Someday perhaps the poem will surface.
The cut up polaroids surfaced while packing to move here, and although
it was only a month ago, I honestly can’t remember if I kept them or not.)
Something about the color of
the silver paint and the snowy earthy canvas and the shapes that they create together
as they spill off the edge, reminded me of that night I stood naked in my boots
in the snow. Funny how the body
sometimes finds her way into the work by way of title.
By one of those brilliant
moments of alignment, around the same time, maybe even the same day that I was
researching images for my drawing class, I came across an interview by Jeremy Sigler with the poet, Eileen Myles. In
the interview they talk about the painting of O’Hara and the idea of the poet
standing naked in his or her boots.
Sigler tenderly proposes that the poet naked in his or her boots is the
poet “without anything.” He believes it
is an image that says “that all a poet really needs for survival is a pair of
boots.”
At the time I made this painting, survival was the only thing on
my mind, really, and the interview by Sigler with Myles, and the path of poetry
and words it lead me down, knocked me over the head and woke me up. For that, I am very thankful.

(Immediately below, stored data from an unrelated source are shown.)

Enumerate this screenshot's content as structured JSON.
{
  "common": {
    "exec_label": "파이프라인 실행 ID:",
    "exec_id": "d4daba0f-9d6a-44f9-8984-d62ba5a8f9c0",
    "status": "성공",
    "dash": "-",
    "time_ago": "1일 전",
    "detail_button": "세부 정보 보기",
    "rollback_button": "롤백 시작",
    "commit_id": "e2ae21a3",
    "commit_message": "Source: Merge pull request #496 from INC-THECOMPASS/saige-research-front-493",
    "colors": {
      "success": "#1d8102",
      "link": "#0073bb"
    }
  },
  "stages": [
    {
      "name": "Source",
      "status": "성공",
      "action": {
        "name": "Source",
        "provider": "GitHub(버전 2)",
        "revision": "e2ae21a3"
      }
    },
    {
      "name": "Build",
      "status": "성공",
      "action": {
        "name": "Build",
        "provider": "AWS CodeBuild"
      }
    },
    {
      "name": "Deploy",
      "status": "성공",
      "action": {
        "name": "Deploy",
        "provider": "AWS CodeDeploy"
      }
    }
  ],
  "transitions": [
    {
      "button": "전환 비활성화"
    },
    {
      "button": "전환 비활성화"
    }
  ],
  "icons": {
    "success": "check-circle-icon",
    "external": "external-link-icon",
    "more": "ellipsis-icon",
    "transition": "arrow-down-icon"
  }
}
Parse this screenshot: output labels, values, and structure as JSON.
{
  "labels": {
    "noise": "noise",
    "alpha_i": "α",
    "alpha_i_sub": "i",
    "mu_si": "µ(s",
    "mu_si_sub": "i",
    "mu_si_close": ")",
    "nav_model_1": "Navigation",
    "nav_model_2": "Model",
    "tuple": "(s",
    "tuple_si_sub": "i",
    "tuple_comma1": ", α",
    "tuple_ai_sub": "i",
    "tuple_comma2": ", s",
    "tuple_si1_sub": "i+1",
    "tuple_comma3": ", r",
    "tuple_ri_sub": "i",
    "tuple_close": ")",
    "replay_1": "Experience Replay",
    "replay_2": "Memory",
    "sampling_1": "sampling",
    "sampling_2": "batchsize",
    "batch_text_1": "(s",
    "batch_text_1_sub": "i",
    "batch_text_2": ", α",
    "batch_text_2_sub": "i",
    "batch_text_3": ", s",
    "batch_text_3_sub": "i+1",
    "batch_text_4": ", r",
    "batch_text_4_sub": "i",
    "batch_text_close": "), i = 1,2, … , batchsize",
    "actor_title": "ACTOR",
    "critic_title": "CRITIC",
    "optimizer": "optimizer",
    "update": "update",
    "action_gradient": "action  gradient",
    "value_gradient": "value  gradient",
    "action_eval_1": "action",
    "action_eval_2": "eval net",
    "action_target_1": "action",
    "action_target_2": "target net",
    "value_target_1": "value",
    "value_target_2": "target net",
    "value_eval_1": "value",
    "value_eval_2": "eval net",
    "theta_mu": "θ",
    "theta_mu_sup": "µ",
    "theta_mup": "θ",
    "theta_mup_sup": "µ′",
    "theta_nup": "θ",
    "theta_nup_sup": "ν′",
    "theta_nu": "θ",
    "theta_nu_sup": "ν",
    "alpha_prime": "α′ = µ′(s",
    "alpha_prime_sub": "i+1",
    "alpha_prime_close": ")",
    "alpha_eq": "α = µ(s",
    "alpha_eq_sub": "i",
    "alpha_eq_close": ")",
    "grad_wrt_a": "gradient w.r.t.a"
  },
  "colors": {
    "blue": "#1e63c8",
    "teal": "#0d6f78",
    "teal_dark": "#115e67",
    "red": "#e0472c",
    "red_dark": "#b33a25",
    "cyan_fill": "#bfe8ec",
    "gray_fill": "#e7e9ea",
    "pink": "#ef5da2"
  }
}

I am now just realizing that
at the time I started to taper off with dime and honey (consciously, I thought,
for the summer, and then unintentionally, for the rest of the year, and now as
I wrap it up here in this note), was at the same time that I started to allow
myself to imagine migrating once again to this expansive land of rock and sky. Now that I am home, I again stand
naked in my boots. This time, for real.